Initially, Republicans attempted to simply write in a carve-out for Alaska and Hawaii. But after this was shot down by the Senate parliamentarian, they tried again with a measure that exempted the 10 states with the highest error rates.
Sen. Amy Klobuchar (D-Minn.) called it "the most absurd example of the hypocrisy of the Republican bill."
"They have now proposed delaying SNAP cuts FOR TWO YEARS ONLY FOR STATES with the highest error rates just to bury their help for Alaska," she said.

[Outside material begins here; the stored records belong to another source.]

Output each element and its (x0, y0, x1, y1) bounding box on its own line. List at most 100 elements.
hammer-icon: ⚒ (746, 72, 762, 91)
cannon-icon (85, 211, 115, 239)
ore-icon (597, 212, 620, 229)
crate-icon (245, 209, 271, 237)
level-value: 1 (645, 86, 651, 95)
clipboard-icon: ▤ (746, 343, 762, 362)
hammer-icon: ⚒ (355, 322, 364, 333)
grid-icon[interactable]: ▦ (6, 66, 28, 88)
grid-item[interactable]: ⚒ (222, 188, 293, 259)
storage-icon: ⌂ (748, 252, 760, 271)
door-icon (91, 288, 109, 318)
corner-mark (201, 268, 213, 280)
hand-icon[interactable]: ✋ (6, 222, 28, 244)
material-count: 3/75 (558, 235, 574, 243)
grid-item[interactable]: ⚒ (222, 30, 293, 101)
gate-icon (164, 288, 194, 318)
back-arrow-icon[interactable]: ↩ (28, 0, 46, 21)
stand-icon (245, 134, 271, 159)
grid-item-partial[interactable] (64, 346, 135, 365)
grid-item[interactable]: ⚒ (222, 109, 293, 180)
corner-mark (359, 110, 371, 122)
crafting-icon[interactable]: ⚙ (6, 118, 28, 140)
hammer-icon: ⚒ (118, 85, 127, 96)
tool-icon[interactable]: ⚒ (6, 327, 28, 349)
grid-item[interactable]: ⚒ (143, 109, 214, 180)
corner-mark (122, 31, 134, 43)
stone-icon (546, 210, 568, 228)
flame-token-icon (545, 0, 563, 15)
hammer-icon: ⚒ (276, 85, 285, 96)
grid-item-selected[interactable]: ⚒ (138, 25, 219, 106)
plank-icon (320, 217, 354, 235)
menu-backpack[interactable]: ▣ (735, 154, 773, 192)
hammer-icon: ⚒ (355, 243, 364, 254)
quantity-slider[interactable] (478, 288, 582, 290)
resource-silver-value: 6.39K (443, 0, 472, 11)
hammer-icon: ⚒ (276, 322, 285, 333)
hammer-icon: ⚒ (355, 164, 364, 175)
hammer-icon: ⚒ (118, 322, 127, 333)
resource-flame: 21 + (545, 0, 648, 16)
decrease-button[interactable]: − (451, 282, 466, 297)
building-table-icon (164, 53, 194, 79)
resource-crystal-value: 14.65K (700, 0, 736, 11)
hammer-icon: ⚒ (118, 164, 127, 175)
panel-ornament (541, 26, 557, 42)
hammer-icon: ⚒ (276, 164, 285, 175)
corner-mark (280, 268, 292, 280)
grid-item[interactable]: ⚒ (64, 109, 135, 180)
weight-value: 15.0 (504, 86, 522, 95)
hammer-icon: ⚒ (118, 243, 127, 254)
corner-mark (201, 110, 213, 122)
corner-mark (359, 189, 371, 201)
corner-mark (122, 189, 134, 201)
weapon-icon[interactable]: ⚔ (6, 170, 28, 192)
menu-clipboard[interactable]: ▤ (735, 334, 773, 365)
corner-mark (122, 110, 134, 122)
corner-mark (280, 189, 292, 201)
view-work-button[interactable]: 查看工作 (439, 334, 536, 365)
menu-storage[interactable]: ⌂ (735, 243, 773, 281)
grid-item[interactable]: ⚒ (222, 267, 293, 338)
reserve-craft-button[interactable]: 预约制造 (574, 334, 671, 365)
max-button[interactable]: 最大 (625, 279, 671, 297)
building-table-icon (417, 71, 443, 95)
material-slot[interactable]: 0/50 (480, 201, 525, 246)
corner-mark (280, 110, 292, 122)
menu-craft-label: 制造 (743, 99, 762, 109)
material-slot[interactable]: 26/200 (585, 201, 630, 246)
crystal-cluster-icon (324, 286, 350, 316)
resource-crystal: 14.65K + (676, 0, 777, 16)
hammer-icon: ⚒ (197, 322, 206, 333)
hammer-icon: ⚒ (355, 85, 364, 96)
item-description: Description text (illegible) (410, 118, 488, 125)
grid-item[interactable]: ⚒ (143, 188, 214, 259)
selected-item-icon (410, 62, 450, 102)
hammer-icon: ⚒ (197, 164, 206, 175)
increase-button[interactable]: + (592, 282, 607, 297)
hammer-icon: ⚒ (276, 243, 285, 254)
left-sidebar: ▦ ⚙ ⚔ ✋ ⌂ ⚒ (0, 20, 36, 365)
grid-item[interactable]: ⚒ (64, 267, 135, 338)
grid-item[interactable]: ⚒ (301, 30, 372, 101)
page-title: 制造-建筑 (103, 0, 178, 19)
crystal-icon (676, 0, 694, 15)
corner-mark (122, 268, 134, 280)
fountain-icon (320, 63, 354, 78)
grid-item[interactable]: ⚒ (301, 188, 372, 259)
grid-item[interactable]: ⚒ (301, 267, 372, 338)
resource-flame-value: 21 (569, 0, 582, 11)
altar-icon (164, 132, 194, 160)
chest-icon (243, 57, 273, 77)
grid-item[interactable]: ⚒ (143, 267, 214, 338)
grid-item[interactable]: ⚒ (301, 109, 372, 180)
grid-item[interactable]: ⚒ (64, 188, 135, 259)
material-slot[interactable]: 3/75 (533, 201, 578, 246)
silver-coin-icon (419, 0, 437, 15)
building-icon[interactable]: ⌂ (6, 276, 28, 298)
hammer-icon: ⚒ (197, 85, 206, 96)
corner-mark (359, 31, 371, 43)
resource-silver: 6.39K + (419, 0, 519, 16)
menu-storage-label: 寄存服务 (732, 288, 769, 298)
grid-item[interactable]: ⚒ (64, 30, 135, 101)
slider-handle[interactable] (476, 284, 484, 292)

Murkowski also got a tax break for Alaskan fishing villages inserted into the bill. She attempted to have Alaska exempted from some Medicaid cuts as well, but the parliamentarian killed the measure.
"Did I get everything that I wanted? Absolutely not," she told reporters outside the Senate chamber.
However, as Dayen wrote, "Murkowski decided that she could live with a bill that takes food and medicine from vulnerable people to fund tax cuts tilted toward the wealthy, as long as it didn't take quite as much food away from Alaskans."
Murkowski showed herself to be well aware of the harms the bill will cause. After voting to pass the bill, she said, "My hope is that the House is gonna look at this and recognize that we're not there yet."
Rep. Pramila Jayapal (D-Wash.) called Murkowski's bargain "selfish," "cruel," and "expensive."
"Voting for the bill because [of] a carve-out for your state is open acknowledgement that people will get kicked off healthcare and will have to go to much more expensive emergency rooms," Jayapal wrote. "Clear you know it's a terrible bill for everyone."